Perbedaan pap smear dan IVA, dapat dilihat dari tindakan yang dilakukan. Lebih rinci dr. Syahrir menjelaskan kedua pemeriksaan ini.
Untuk pap smear, tes dilakukan dengan memasukan alat spekulum (cocor bebek) ke dalam vagina. Alat ini berfungsi untuk membuka dinding vagina sehingga bagian leher rahim dapat terlihat.
Setelah itu diambil sampel jaringan di leher rahim menggunakan spatula, sikat halus khusus, atau keduanya. Kemudian akan diletakkan di wadah khusus dan akan diperiksa di laboratorium.
Sementara tindakan tes IVA menggunakan asam asetat 5 persen yang dioleskan ke bibir rahim selama 30-60 detik. Setelah itu, serviks dilihat secara kasat mata dengan bantuan lampu. Dengan penambahan asam asetat, dapat dilihat dimana yang normal tidak akan berubah warna. Namun, bila ada kelainan misalnya infeksi atau lesi pra-kanker, akan tampak putih bisa dicurigai kanker.
Untuk mendeteksi secara lebih jelas pap smear lebih efektif karena hasilnya melalui uji laboratorium, namun dr Syahrir menyebutkana IVA lebih cepat proses deteksinya.
Sebab pemerikasan IVA bisa langsung didiagnosa dan dilakukan proses penghilangan/ bintik-bintik yang di curigai kanker menggunakan alat crayo, yang ditempelkan pada leher rahim dan membentuk bola es yang akan mencair dan merontokkan sel yang dicurigai kanker. Namun hal itu hanya bisa dilakukan jika kanker masih pada masa stadium awal.
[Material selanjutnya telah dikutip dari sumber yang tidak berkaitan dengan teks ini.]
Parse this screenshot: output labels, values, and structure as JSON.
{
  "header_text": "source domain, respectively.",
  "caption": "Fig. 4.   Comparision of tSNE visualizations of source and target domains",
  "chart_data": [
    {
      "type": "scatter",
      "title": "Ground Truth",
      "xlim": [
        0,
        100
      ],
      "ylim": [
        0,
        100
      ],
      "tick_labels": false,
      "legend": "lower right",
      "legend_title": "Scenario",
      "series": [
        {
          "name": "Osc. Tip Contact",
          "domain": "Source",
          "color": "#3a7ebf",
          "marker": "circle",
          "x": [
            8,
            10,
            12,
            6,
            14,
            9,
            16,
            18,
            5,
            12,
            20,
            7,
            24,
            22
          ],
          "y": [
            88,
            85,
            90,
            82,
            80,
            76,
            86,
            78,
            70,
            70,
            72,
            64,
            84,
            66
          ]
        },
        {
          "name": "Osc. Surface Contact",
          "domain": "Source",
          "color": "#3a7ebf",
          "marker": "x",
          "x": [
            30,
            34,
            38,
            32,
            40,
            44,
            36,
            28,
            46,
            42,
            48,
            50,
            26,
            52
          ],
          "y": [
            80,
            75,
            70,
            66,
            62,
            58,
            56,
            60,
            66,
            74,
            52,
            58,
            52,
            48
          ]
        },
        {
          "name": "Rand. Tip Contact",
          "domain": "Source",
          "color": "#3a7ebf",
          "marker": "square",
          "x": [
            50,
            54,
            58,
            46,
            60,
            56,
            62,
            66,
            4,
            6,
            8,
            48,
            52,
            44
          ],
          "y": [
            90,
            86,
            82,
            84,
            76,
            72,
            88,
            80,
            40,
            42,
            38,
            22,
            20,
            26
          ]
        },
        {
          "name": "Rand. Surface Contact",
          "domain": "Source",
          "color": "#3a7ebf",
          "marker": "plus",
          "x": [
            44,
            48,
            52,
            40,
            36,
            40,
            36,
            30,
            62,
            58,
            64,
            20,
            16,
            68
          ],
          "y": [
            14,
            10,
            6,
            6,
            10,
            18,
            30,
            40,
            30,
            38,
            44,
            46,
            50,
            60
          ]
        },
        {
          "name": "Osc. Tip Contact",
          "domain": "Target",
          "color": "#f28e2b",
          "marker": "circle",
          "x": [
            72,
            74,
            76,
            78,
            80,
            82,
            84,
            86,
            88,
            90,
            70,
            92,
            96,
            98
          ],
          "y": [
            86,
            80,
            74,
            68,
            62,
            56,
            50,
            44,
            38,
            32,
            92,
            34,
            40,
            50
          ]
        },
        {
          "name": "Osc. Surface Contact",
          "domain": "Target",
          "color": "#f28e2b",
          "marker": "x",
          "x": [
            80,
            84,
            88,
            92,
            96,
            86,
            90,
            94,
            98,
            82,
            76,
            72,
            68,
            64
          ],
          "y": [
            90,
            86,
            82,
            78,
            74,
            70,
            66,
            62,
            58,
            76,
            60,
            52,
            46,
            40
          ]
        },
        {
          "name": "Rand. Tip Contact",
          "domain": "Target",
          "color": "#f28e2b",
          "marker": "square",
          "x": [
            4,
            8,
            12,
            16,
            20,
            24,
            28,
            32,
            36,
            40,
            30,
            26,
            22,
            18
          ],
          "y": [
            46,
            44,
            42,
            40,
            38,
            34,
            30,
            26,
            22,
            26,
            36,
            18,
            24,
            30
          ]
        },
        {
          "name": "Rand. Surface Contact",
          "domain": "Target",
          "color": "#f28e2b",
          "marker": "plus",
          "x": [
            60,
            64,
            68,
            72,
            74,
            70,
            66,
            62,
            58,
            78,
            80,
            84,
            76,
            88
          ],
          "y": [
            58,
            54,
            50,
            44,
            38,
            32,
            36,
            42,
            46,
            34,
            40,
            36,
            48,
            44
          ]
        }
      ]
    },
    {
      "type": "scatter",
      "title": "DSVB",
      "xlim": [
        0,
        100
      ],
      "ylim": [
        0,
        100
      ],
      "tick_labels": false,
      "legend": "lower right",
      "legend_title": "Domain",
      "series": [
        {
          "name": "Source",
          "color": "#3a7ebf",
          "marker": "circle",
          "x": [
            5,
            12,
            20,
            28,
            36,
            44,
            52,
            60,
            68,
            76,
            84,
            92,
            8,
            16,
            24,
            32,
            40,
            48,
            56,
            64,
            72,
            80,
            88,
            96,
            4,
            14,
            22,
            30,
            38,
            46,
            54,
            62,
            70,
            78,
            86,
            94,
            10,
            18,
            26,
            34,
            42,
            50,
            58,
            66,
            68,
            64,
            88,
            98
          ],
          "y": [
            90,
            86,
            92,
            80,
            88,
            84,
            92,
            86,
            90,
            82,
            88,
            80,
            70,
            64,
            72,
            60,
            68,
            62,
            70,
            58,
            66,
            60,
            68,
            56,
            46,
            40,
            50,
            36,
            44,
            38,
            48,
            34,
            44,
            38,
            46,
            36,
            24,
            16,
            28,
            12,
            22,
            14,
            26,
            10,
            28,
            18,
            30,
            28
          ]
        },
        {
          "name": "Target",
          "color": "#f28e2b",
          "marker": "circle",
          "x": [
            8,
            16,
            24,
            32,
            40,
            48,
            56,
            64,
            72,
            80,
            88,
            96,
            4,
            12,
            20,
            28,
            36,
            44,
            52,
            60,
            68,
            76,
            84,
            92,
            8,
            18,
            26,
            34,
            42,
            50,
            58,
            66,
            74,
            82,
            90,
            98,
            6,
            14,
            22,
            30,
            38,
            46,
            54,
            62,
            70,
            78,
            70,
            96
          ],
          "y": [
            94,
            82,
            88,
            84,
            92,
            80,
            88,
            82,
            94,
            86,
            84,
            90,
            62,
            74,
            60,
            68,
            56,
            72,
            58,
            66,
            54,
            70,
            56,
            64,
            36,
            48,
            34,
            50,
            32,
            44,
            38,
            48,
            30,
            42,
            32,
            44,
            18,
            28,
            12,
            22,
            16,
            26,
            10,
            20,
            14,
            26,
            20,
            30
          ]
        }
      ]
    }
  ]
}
Olehnya, dr Syahrir menyarankan agar ada baiknya jika pemerintah menyediakan vaksin anak kelas 5 SD untuk mencegah terjadinya kanker serviks. Di samping deteksi dini pap smear dan IVA, yang terbatas hanya pada perempuan yang aktif secara seksual.
Jika tidak dicegah sejak dini, dia khawatir kasus kanker di Indonesia akan semakin tinggi. Begitu pun angka kematian menjadi tinggi. Sebab bila kanker serviks baru terdeteksi pada stadium akhir, akan berpengaruh pada rahim dan bisa menyebar ke organ lainnya.